En tant que frontalier, votre prévoyance dépend probablement de deux pays différents : la Suisse et la France. Cette fonctionnalité peut soulever des questions sur la façon dont elle affectera votre retraite.

Votre pension de vieillesse est calculée selon les règles de chaque pays. Il est donc important de bien comprendre les règles de chaque régime de retraite afin d’estimer avec précision le montant de votre retraite.

Les frontaliers peuvent bénéficier de deux réglementations différentes sur les prestations de vieillesse suisses.
AVS/AI (Assurance vieillesse et survivants/invalidité) et LPP (Loi sur la prévoyance professionnelle).

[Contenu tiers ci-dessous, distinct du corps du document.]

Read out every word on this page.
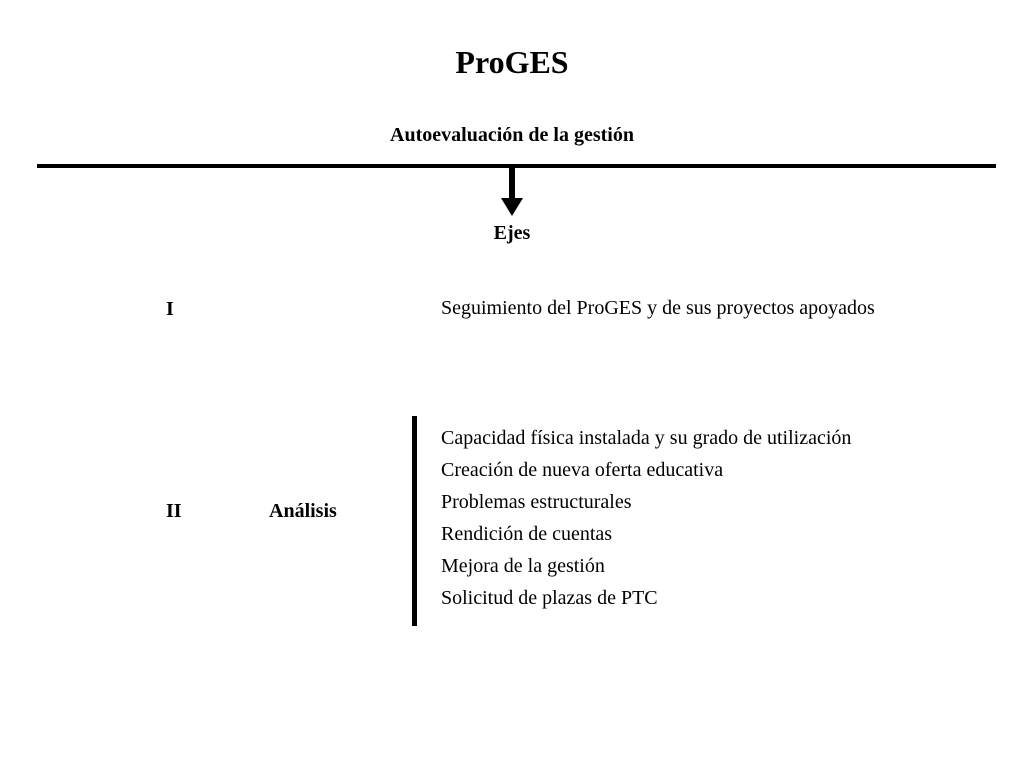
ProGES
Autoevaluación de la gestión
Ejes
I	Seguimiento del ProGES y de sus proyectos apoyados
II	Análisis
Capacidad física instalada y su grado de utilización
Creación de nueva oferta educativa
Problemas estructurales
Rendición de cuentas
Mejora de la gestión
Solicitud de plazas de PTC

L’AVS est obligatoire pour tous les résidents suisses, y compris les frontaliers. La LPP est obligatoire pour les frontaliers dont le salaire annuel dépasse CHF 21’150.

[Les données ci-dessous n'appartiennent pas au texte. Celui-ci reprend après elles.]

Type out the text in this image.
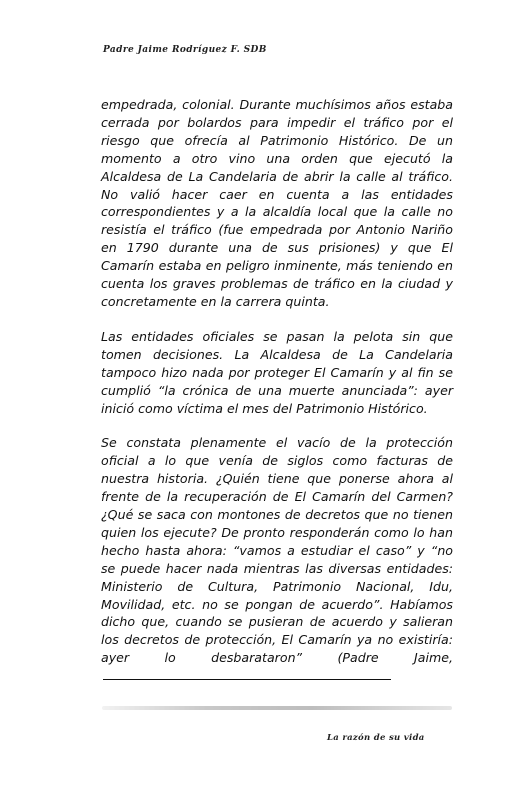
Padre Jaime Rodríguez F. SDB

empedrada, colonial. Durante muchísimos años estaba cerrada por bolardos para impedir el tráfico por el riesgo que ofrecía al Patrimonio Histórico. De un momento a otro vino una orden que ejecutó la Alcaldesa de La Candelaria de abrir la calle al tráfico. No valió hacer caer en cuenta a las entidades correspondientes y a la alcaldía local que la calle no resistía el tráfico (fue empedrada por Antonio Nariño en 1790 durante una de sus prisiones) y que El Camarín estaba en peligro inminente, más teniendo en cuenta los graves problemas de tráfico en la ciudad y concretamente en la carrera quinta.

Las entidades oficiales se pasan la pelota sin que tomen decisiones. La Alcaldesa de La Candelaria tampoco hizo nada por proteger El Camarín y al fin se cumplió “la crónica de una muerte anunciada”: ayer inició como víctima el mes del Patrimonio Histórico.

Se constata plenamente el vacío de la protección oficial a lo que venía de siglos como facturas de nuestra historia. ¿Quién tiene que ponerse ahora al frente de la recuperación de El Camarín del Carmen? ¿Qué se saca con montones de decretos que no tienen quien los ejecute? De pronto responderán como lo han hecho hasta ahora: “vamos a estudiar el caso” y “no se puede hacer nada mientras las diversas entidades: Ministerio de Cultura, Patrimonio Nacional, Idu, Movilidad, etc. no se pongan de acuerdo”. Habíamos dicho que, cuando se pusieran de acuerdo y salieran los decretos de protección, El Camarín ya no existiría: ayer lo desbarataron” (Padre Jaime,

La razón de su vida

Dans le cas de la France, les frontaliers sont généralement couverts par le régime général de sécurité sociale et la caisse subventionnée Agirc-Arrco. En Suisse, vous pouvez également cotiser à la caisse de pension complémentaire.

Concernant la coordination entre les deux administrations, la Suisse et la France ont signé un accord bilatéral permettant aux frontaliers de cumuler les droits acquis dans les deux pays. Cet ajustement permet, entre autres, de tenir compte des périodes de cotisations accomplies dans d’autres États pour le calcul des pensions de vieillesse. Cependant, il est important de noter que le système de retraite suisse est basé sur le principe de capitalisation, alors que le système de retraite français est basé sur le principe de répartition. En d’autres termes, une pension de vieillesse suisse dépend du montant épargné sur un compte de pension professionnelle, alors qu’une pension de vieillesse française dépend des cotisations versées au cours d’une carrière.

Il est donc important de se renseigner sur la réglementation du pays respectif afin de pouvoir estimer au mieux le montant de la pension de vieillesse en tant que frontalier. Si vous avez besoin de conseils spécifiques à votre situation, n’hésitez pas à consulter un expert.